EXPLAIN analyse select user_id from posts where tags #> array['tamir'] order by likes desc nulls last, user_id limit 12
Limit (cost=101566.17..101566.20 rows=12 width=12) (actual time=0.237..0.238 rows=12 loops=1)
-> Sort (cost=101566.17..101631.14 rows=25988 width=12) (actual time=0.237..0.237 rows=12 loops=1)
Sort Key: likes DESC NULLS LAST, user_id
Sort Method: top-N heapsort Memory: 25kB
-> Bitmap Heap Scan on posts (cost=265.40..100970.40 rows=25988 width=12) (actual time=0.074..0.214 rows=126 loops=1)
Recheck Cond: (tags #> '{tamir}'::text[])
Heap Blocks: exact=44
-> Bitmap Index Scan on idx_tags (cost=0.00..258.91 rows=25988 width=0) (actual time=0.056..0.056 rows=126 loops=1)
Index Cond: (tags #> '{tamir}'::text[])
Planning time: 0.287 ms
Execution time: 0.277 ms
But what happens to "love"? Now it goes from 14 ms to 2.3 seconds...

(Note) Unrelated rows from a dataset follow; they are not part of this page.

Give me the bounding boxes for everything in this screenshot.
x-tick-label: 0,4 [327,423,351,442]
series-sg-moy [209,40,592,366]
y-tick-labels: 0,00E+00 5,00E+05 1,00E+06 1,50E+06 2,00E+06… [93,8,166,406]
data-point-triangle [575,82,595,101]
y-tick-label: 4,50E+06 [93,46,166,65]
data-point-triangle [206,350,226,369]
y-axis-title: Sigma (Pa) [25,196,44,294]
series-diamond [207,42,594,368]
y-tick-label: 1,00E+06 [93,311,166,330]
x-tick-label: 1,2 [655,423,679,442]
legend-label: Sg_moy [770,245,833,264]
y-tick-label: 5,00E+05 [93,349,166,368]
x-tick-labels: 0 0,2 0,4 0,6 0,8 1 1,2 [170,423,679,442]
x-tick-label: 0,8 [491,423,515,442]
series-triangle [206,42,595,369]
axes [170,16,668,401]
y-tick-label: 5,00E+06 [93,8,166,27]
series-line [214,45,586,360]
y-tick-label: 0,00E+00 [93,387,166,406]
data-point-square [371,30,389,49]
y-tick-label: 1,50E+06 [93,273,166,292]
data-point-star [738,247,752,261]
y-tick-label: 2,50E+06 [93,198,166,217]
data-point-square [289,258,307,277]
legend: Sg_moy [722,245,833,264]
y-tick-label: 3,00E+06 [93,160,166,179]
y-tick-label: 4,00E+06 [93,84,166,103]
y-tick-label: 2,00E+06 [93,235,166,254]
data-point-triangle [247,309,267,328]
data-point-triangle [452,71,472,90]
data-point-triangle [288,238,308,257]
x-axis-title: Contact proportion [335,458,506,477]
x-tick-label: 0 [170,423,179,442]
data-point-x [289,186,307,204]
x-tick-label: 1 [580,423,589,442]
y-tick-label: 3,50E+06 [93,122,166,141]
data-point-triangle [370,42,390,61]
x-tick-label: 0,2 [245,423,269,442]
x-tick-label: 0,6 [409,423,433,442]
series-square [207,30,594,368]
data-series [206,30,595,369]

EXPLAIN analyse select user_id from posts where tags #> array['love'] order by likes desc nulls last, user_id limit 12
Limit (cost=7347142.18..7347142.21 rows=12 width=12) (actual time=2360.784..2360.786 rows=12 loops=1)
-> Sort (cost=7347142.18..7354817.20 rows=3070010 width=12) (actual time=2360.783..2360.784 rows=12 loops=1)
Sort Key: likes DESC NULLS LAST, user_id
Sort Method: top-N heapsort Memory: 25kB
-> Bitmap Heap Scan on posts (cost=28316.58..7276762.77 rows=3070010 width=12) (actual time=595.274..2171.571 rows=1517679 loops=1)
Recheck Cond: (tags #> '{love}'::text[])
Heap Blocks: exact=642705
-> Bitmap Index Scan on idx_tags (cost=0.00..27549.08 rows=3070010 width=0) (actual time=367.080..367.080 rows=1517679 loops=1)
Index Cond: (tags #> '{love}'::text[])
Planning time: 0.226 ms
Execution time: 2360.863 ms
Can somebody shed some light on why this is happening and what would the fix.
Update
"tag" field had gin index, not b-tree, just typo.
B-tree indexes are not very useful for searching of element in array field. You should remove b-tree index from tags field and use gin index instead:
drop index idx_tags;
create index idx_tags using gin(tags);
And don't add order by user_id — this sabotages possibility to use your idx_likes for ordering when there's a lot of rows with the tag you search for.
Also likes field should probably be not null default 0.